Joudie has shared her recipe of Qatayef, soft pillowy pancakes that are simply gorgeous. They are freshly made and stuffed with all sorts of fillings – cream, pistachios, walnuts, cheeses. They are sometimes eaten soft and sometimes fried, the choice is yours – the method of preparing them and putting them together is the same. Joudie makes these for special occasions such as Eid and birthdays, as they are such a treat and also look beautiful. Their texture is so unctuous that you just want to eat more than one. Every family has their own was of making them, and this is the way Joudie’s family make them at home.
‘I love making this dish as it always reminds me of my mum and aunties. These recipes are all passed down from my grandmothers who taught them about traditions and history and culture. Dishes like this are very representative of celebrations and coming together as a family. The best moments are watching them and being involved in the making of dishes like that and pass them on to our future generations.’.
For the pancakes
500ml warm milk
500ml warm water
1 x 7g sachet instant yeast
1⁄2 tsp baking powder
1⁄4 tsp salt
3 tbsp caster sugar
300g plain our
170g fine semolina
1 x quantity Sweetened Cream or variation
Sunflower oil, for deep- frying (optional)
1 x quantity Sugar Syrup, mixed with 2 tsp orange blossom water
Crushed pistachios, to scatter
Dried, crushed rose petals, to scatter
Combine all the pancake ingredients in a bowl, then set aside for 30 minutes to allow to rise.
When the mixture has rested and the gluten has grown, place a pan on the hob over a low heat and grease it with a little oil. Place a small ladleful of the mixture into the pan and let it cook. You should star to see small air bubbles on the top. When it is golden on the bottom and cooked through, with bubbles visible on top, remove from the pan, set aside and repeat with the remaining mixture.

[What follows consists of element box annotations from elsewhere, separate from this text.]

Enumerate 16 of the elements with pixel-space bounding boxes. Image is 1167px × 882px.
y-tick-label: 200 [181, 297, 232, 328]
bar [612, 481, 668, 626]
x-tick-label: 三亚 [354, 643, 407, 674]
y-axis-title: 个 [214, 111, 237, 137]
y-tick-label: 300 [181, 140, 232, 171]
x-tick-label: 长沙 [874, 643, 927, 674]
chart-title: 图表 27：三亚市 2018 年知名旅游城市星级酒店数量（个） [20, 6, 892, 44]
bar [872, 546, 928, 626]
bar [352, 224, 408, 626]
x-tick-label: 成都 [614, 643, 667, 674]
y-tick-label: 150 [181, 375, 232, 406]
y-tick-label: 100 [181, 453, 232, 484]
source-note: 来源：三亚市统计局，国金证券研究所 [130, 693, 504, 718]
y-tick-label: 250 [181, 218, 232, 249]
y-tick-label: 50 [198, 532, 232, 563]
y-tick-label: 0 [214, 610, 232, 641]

Once you have made all of them, you can start stuffing them. Use the sweetened cream filling or feel free to add your own chosen filling. Place a dollop of stuffing in the centre of one pancake. If you are serving straight away, begin pressing the edges of the pancake together on one side, butstop halfway, so you have a semicircle that is open on one side, exposing some of the filling. Repeat with the rest.
If you are deep-frying, seal the pancakes all the way. Half-fill a deep pan with oil, heat it to 180C, and fry the pancakes until slightly golden and a little crisp. Remove from the oil and drain on kitchen towel for a few minutes.
To serve either version, drizzle with the orange blossom syrup, scatter over the pistachios and rose petals and serve.